When data is no longer required, we will delete it securely or anonymise it so that it can no longer identify an individual.
6. Data Security
We use reasonable technical and organisational measures to protect personal data against accidental loss, unauthorised access, disclosure, alteration, or destruction. These measures may include access restrictions, secure storage, staff confidentiality obligations, and data minimisation practices.
Although we take appropriate steps to safeguard information, no system can be guaranteed completely secure. If a personal data breach occurs that is likely to result in a risk to your rights and freedoms, we will act in accordance with applicable law, which may include notifying affected individuals and the relevant supervisory authority where required.
7. Your Rights
As a data subject, you have a number of rights under UK data protection law. Subject to legal conditions and exemptions, you may have the right to:
- Access your personal data and receive a copy of the information we hold about you;
- Rectification of inaccurate or incomplete data;
- Erasure of your data in certain circumstances, also known as the right to be forgotten;
- Restriction of processing in certain situations;
- Object to processing based on legitimate interests or direct marketing;
- Data portability where processing is based on consent or contract and carried out by automated means;
- Withdraw consent at any time where we rely on consent, without affecting the lawfulness of prior processing;
- Complain to the Information Commissioner’s Office if you believe your rights have been infringed.

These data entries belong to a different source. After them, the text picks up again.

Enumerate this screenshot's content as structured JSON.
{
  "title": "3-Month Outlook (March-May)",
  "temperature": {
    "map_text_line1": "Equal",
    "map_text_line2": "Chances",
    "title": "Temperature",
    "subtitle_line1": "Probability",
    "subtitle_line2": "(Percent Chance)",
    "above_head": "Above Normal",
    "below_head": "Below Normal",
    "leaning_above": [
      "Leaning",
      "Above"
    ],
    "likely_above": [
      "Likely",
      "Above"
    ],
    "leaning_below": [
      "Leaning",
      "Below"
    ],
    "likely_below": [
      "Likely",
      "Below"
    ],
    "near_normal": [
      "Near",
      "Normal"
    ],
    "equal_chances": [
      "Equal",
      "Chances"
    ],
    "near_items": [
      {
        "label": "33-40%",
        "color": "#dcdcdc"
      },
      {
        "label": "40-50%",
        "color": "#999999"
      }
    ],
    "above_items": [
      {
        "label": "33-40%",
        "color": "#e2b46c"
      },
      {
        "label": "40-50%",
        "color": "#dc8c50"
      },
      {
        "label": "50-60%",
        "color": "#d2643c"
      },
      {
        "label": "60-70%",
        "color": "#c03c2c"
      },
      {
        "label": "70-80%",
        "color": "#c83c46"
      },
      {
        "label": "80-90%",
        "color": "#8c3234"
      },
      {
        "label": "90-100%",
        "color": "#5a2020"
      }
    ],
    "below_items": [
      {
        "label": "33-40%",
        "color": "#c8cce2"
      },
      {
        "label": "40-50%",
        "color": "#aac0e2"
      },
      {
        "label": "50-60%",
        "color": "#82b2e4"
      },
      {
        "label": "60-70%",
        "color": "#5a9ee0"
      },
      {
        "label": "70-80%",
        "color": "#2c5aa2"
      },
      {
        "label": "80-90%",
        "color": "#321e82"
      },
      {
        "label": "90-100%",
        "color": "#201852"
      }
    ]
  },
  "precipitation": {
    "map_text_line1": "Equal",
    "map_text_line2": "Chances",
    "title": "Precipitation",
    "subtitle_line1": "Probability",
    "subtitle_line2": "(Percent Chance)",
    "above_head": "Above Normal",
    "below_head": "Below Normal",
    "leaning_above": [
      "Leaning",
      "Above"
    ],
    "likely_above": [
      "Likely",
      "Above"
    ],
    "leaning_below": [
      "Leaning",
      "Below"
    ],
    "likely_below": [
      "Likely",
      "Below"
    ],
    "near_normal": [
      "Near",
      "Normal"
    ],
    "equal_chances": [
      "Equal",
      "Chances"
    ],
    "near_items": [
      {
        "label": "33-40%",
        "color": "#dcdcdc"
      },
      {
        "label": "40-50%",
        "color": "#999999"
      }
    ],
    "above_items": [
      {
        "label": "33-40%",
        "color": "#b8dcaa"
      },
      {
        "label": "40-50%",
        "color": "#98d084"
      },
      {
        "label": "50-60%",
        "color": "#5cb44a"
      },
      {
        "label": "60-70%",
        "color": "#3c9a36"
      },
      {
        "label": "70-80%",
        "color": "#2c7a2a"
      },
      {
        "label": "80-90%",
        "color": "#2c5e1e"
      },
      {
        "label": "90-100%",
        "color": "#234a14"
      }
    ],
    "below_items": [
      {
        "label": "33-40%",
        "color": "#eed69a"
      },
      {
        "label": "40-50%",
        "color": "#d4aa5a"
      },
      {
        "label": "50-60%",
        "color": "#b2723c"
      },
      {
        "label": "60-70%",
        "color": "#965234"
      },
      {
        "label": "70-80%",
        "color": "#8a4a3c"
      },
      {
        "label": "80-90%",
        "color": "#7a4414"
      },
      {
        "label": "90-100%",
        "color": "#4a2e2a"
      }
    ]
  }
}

To exercise your rights, you may make a request using the means we provide in our customer communications. We may need to verify your identity before responding. We aim to respond within the statutory time frame.

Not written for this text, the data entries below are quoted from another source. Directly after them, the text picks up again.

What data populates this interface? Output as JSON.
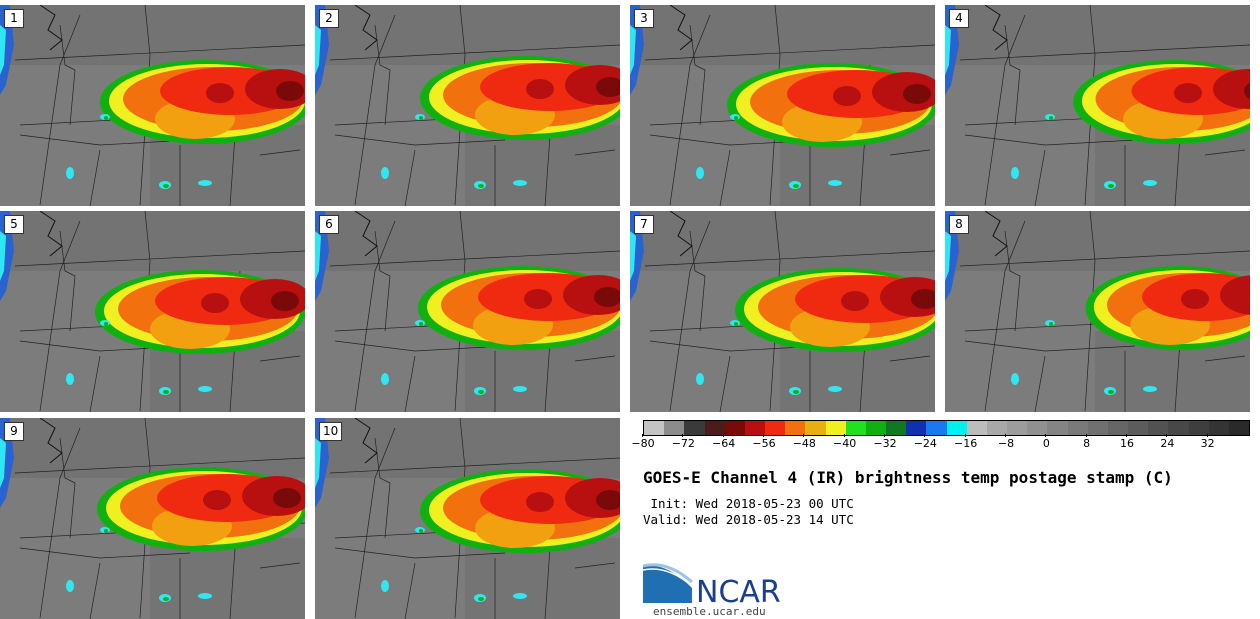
{
  "panels": [
    {
      "label": "1"
    },
    {
      "label": "2"
    },
    {
      "label": "3"
    },
    {
      "label": "4"
    },
    {
      "label": "5"
    },
    {
      "label": "6"
    },
    {
      "label": "7"
    },
    {
      "label": "8"
    },
    {
      "label": "9"
    },
    {
      "label": "10"
    }
  ],
  "colorbar": {
    "colors": [
      "#c4c4c4",
      "#8c8c8c",
      "#3a3a3a",
      "#4a1c1c",
      "#7a0a0a",
      "#b81010",
      "#f02a10",
      "#f2700e",
      "#e6b010",
      "#f0f020",
      "#20e020",
      "#10b010",
      "#107820",
      "#1030b0",
      "#1a78f0",
      "#00f0f0",
      "#bcbcbc",
      "#a8a8a8",
      "#9c9c9c",
      "#909090",
      "#848484",
      "#7a7a7a",
      "#707070",
      "#666666",
      "#5c5c5c",
      "#525252",
      "#484848",
      "#3e3e3e",
      "#343434",
      "#2a2a2a"
    ],
    "tick_labels": [
      "−80",
      "−72",
      "−64",
      "−56",
      "−48",
      "−40",
      "−32",
      "−24",
      "−16",
      "−8",
      "0",
      "8",
      "16",
      "24",
      "32"
    ]
  },
  "title": "GOES-E Channel 4 (IR) brightness temp postage stamp (C)",
  "init_line": " Init: Wed 2018-05-23 00 UTC",
  "valid_line": "Valid: Wed 2018-05-23 14 UTC",
  "logo_text": "NCAR",
  "url": "ensemble.ucar.edu"
}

8. Marketing Communications
If we send marketing communications, we will do so only where allowed by law. You can opt out of marketing at any time. Operational communications relating to bookings, service updates, or billing are not marketing and may still be necessary for us to provide our services.
9. Children’s Data
Our services are generally intended for adults. We do not knowingly collect personal data from children unless it is provided by a parent, guardian, or responsible adult in connection with a service booking or access arrangement. If we become aware that we have collected data from a child without an appropriate basis, we will take steps to delete it promptly.

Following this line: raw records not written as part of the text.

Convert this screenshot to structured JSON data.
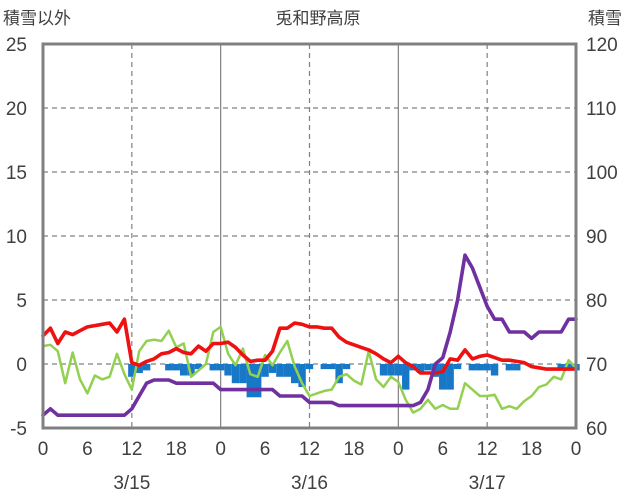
{
  "chart_data": {
    "type": "line",
    "title": "兎和野高原",
    "ylabel_left": "積雪以外",
    "ylabel_right": "積雪",
    "ylim_left": [
      -5,
      25
    ],
    "ylim_right": [
      60,
      120
    ],
    "yticks_left": [
      -5,
      0,
      5,
      10,
      15,
      20,
      25
    ],
    "yticks_right": [
      60,
      70,
      80,
      90,
      100,
      110,
      120
    ],
    "xlim_hours": [
      0,
      72
    ],
    "x_tick_labels": [
      "0",
      "6",
      "12",
      "18",
      "0",
      "6",
      "12",
      "18",
      "0",
      "6",
      "12",
      "18",
      "0"
    ],
    "date_labels": [
      "3/15",
      "3/16",
      "3/17"
    ],
    "grid": "dashed",
    "colors": {
      "temperature": "#ee1111",
      "green_series": "#92d050",
      "snow_depth": "#7030a0",
      "bars": "#1878c8",
      "axes": "#808080"
    },
    "series": [
      {
        "key": "red",
        "axis": "left",
        "x": [
          0,
          1,
          2,
          3,
          4,
          5,
          6,
          7,
          8,
          9,
          10,
          11,
          12,
          13,
          14,
          15,
          16,
          17,
          18,
          19,
          20,
          21,
          22,
          23,
          24,
          25,
          26,
          27,
          28,
          29,
          30,
          31,
          32,
          33,
          34,
          35,
          36,
          37,
          38,
          39,
          40,
          41,
          42,
          43,
          44,
          45,
          46,
          47,
          48,
          49,
          50,
          51,
          52,
          53,
          54,
          55,
          56,
          57,
          58,
          59,
          60,
          61,
          62,
          63,
          64,
          65,
          66,
          67,
          68,
          69,
          70,
          71,
          72
        ],
        "values": [
          2.2,
          2.8,
          1.6,
          2.5,
          2.3,
          2.6,
          2.9,
          3.0,
          3.1,
          3.2,
          2.5,
          3.5,
          0.1,
          -0.1,
          0.2,
          0.4,
          0.8,
          0.9,
          1.2,
          0.9,
          0.8,
          1.4,
          1.0,
          1.6,
          1.6,
          1.7,
          1.3,
          0.7,
          0.2,
          0.3,
          0.3,
          1.0,
          2.8,
          2.8,
          3.2,
          3.1,
          2.9,
          2.9,
          2.8,
          2.8,
          2.1,
          1.7,
          1.5,
          1.3,
          1.1,
          0.8,
          0.4,
          0.1,
          0.6,
          0.1,
          -0.2,
          -0.7,
          -0.7,
          -0.7,
          -0.6,
          0.4,
          0.3,
          1.1,
          0.4,
          0.6,
          0.7,
          0.5,
          0.3,
          0.3,
          0.2,
          0.1,
          -0.2,
          -0.3,
          -0.4,
          -0.4,
          -0.4,
          -0.4,
          -0.4
        ]
      },
      {
        "key": "green",
        "axis": "left",
        "x": [
          0,
          1,
          2,
          3,
          4,
          5,
          6,
          7,
          8,
          9,
          10,
          11,
          12,
          13,
          14,
          15,
          16,
          17,
          18,
          19,
          20,
          21,
          22,
          23,
          24,
          25,
          26,
          27,
          28,
          29,
          30,
          31,
          32,
          33,
          34,
          35,
          36,
          37,
          38,
          39,
          40,
          41,
          42,
          43,
          44,
          45,
          46,
          47,
          48,
          49,
          50,
          51,
          52,
          53,
          54,
          55,
          56,
          57,
          58,
          59,
          60,
          61,
          62,
          63,
          64,
          65,
          66,
          67,
          68,
          69,
          70,
          71,
          72
        ],
        "values": [
          1.4,
          1.5,
          1.0,
          -1.5,
          0.9,
          -1.2,
          -2.3,
          -0.9,
          -1.2,
          -1.0,
          0.8,
          -0.8,
          -2.0,
          1.0,
          1.8,
          1.9,
          1.8,
          2.6,
          1.3,
          1.6,
          -1.0,
          -0.5,
          0.0,
          2.5,
          2.9,
          0.8,
          -0.1,
          1.2,
          -0.8,
          -1.0,
          0.7,
          -0.1,
          0.9,
          1.8,
          -0.2,
          -1.5,
          -2.5,
          -2.3,
          -2.1,
          -2.0,
          -1.0,
          -0.8,
          -1.3,
          -1.6,
          1.0,
          -1.2,
          -1.8,
          -1.0,
          -1.4,
          -2.8,
          -3.8,
          -3.5,
          -2.8,
          -3.5,
          -3.2,
          -3.5,
          -3.5,
          -1.5,
          -2.0,
          -2.5,
          -2.5,
          -2.4,
          -3.5,
          -3.3,
          -3.5,
          -2.9,
          -2.5,
          -1.8,
          -1.6,
          -1.0,
          -1.2,
          0.3,
          -0.3
        ]
      },
      {
        "key": "purple",
        "axis": "right",
        "x": [
          0,
          1,
          2,
          3,
          4,
          5,
          6,
          7,
          8,
          9,
          10,
          11,
          12,
          13,
          14,
          15,
          16,
          17,
          18,
          19,
          20,
          21,
          22,
          23,
          24,
          25,
          26,
          27,
          28,
          29,
          30,
          31,
          32,
          33,
          34,
          35,
          36,
          37,
          38,
          39,
          40,
          41,
          42,
          43,
          44,
          45,
          46,
          47,
          48,
          49,
          50,
          51,
          52,
          53,
          54,
          55,
          56,
          57,
          58,
          59,
          60,
          61,
          62,
          63,
          64,
          65,
          66,
          67,
          68,
          69,
          70,
          71,
          72
        ],
        "values": [
          62,
          63,
          62,
          62,
          62,
          62,
          62,
          62,
          62,
          62,
          62,
          62,
          63,
          65,
          67,
          67.5,
          67.5,
          67.5,
          67,
          67,
          67,
          67,
          67,
          67,
          66,
          66,
          66,
          66,
          66,
          66,
          66,
          66,
          65,
          65,
          65,
          65,
          64,
          64,
          64,
          64,
          63.5,
          63.5,
          63.5,
          63.5,
          63.5,
          63.5,
          63.5,
          63.5,
          63.5,
          63.5,
          63.5,
          64,
          66,
          70,
          71,
          75,
          80,
          87,
          85,
          82,
          79,
          77,
          77,
          75,
          75,
          75,
          74,
          75,
          75,
          75,
          75,
          77,
          77
        ]
      }
    ],
    "bars": {
      "key": "blue",
      "axis": "left",
      "x": [
        12,
        13,
        14,
        15,
        16,
        17,
        18,
        19,
        20,
        21,
        22,
        23,
        24,
        25,
        26,
        27,
        28,
        29,
        30,
        31,
        32,
        33,
        34,
        35,
        36,
        37,
        38,
        39,
        40,
        41,
        42,
        43,
        44,
        45,
        46,
        47,
        48,
        49,
        50,
        51,
        52,
        53,
        54,
        55,
        56,
        57,
        58,
        59,
        60,
        61,
        62,
        63,
        64,
        65,
        66,
        67,
        68,
        69,
        70,
        71,
        72
      ],
      "values": [
        -1.0,
        -0.7,
        -0.5,
        0,
        0,
        -0.5,
        -0.5,
        -0.9,
        -0.9,
        -0.4,
        0,
        -0.5,
        -0.5,
        -0.9,
        -1.5,
        -1.5,
        -2.6,
        -2.6,
        -1.0,
        -0.7,
        -1.0,
        -1.0,
        -1.5,
        -1.8,
        -0.4,
        0,
        -0.4,
        -0.4,
        -1.5,
        -0.4,
        0,
        0,
        0,
        0,
        -0.9,
        -0.9,
        -0.9,
        -2.0,
        -0.5,
        -0.7,
        -0.5,
        -1.0,
        -2.0,
        -2.0,
        -0.4,
        0,
        -0.5,
        -0.5,
        -0.5,
        -0.9,
        0,
        -0.5,
        -0.5,
        0,
        0,
        0,
        0,
        0,
        -0.5,
        -0.5,
        -0.5
      ]
    }
  }
}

10. International Transfers
If any personal data is transferred outside the United Kingdom, we will ensure that appropriate safeguards are in place in accordance with applicable data protection law. These safeguards may include an adequacy decision, standard contractual clauses, or another valid transfer mechanism.
11. Changes to This Privacy Policy
We may update this Privacy Policy from time to time to reflect changes in our services, legal obligations, or data handling practices. Any revised version will take effect once published or otherwise communicated, as appropriate. We encourage customers to review this policy periodically.
12. Summary of Key Commitments
- We collect only the data needed to provide cleaning services and manage our business.
- We process personal data only where we have a valid lawful basis.
- We share data only with trusted processors or where required by law.
- We keep data only for as long as necessary and delete it securely when no longer needed.
- We respect your rights and provide clear ways to exercise them.
Islington Carpet Cleaners is committed to transparent, fair, and secure data handling. This policy applies to all customers in the Islington area and is designed to ensure that personal data is treated with care, accountability, and respect.